Regression can be used for any or all of the following purposes:

• Testing a theory: A theory that implies a certain functional relationship between $$Y$$ and $$X$$ can be tested by comparing the hypothesized model to simpler or more complex models and seeing which model fits best.

• Prediction: After fitting the model to observed data, specified values of $$X$$ can be used to predict yet to be observed values of $$Y$$.

• Machine learning: The fields of artificial intelligence and machine learning (AI/ML), sometimes placed under the umbrella of “data science”, “data mining”, “analytics”, or “statistical learning” are, essentially, attempts to predict an outcome based on a set of predictors (“features”). Regression is one method among many of making such a prediction. For a gentle introduction to these methods in R, see James et al. (2021). For a more in depth treatment, see Hastie, Tibshirani, and Friedman (2016).

• Testing an association: Is there a significant association between $$Y$$ and $$X$$? In the case of simple linear regression, this question is answered by testing the null hypothesis $$H_0:\beta_1=0$$. Under the null hypothesis, the outcome does not depend on the predictor. If there is enough evidence to reject the null hypothesis, we conclude that there is a significant association.

• Estimating a rate of change: How does $$Y$$ change as $$X$$ changes? In the case of simple linear regression, this question is answered by estimating the magnitude of $$\beta_1$$, the regression slope.

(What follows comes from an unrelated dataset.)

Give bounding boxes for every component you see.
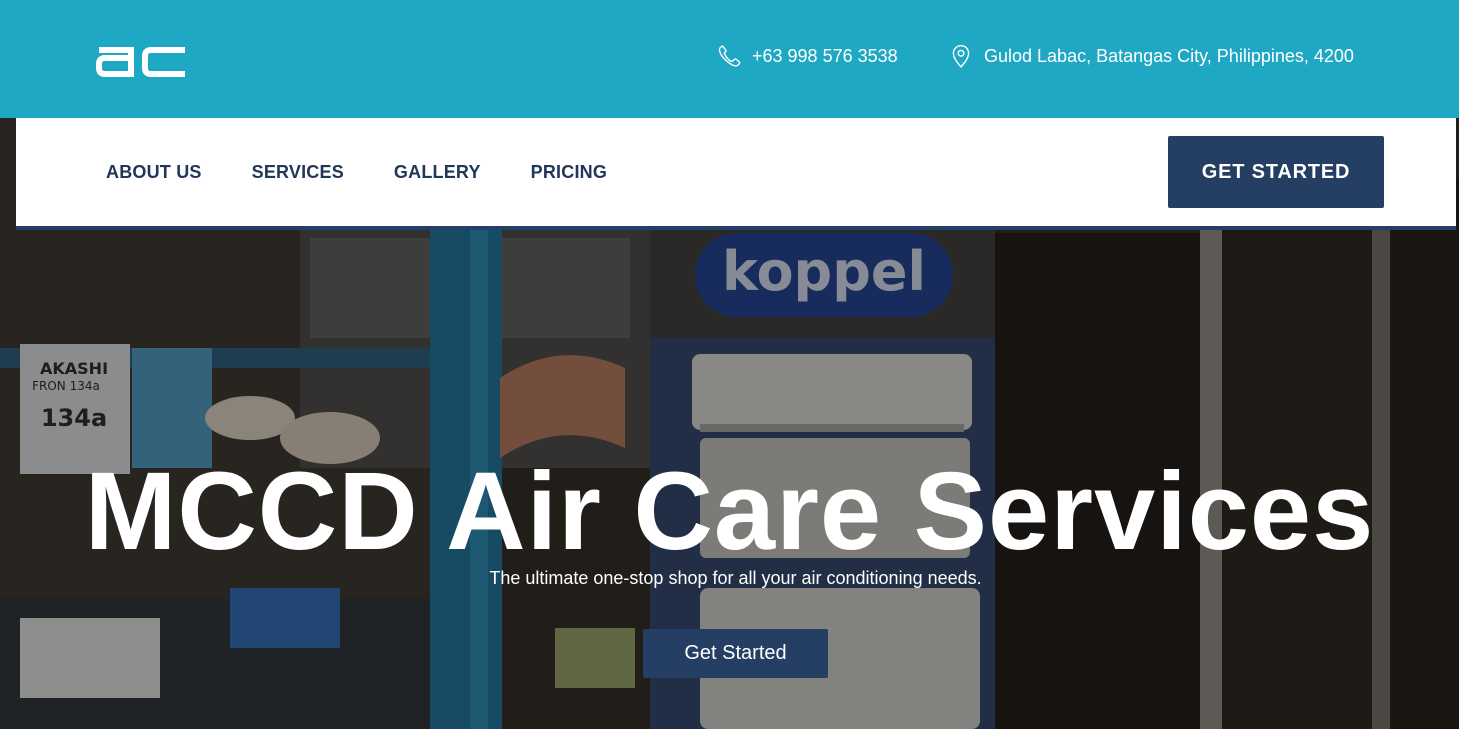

• Controlling for confounding: Is there an association between $$Y$$ and $$X_1$$ after adjusting for $$X_2, \ldots, X_K$$? When the data arise from an observational study, an observed association between a single predictor and the outcome may be spurious due to confounding. A third variable may actually be associated with each, and those associations induce an association between the predictor of interest and the outcome. Alternatively, the estimate of a real association may be biased due to confounding. Regression adjustment for confounding is a powerful tool for attempting to isolate the effect of one predictor on the outcome from the effects of other potentially confounding variables.

### References

Hastie, Trevor, Robert Tibshirani, and Jerome Friedman. 2016. The Elements of Statistical Learning: Data Mining, Inference, and Prediction. 2nd ed. New York, NY: Springer.
James, Gareth, Daniela Witten, Trevor Hastie, and Robert Tibshirani. 2021. An Introduction to Statistical Learning: With Applications in R. 2nd ed. New York, NY: Springer.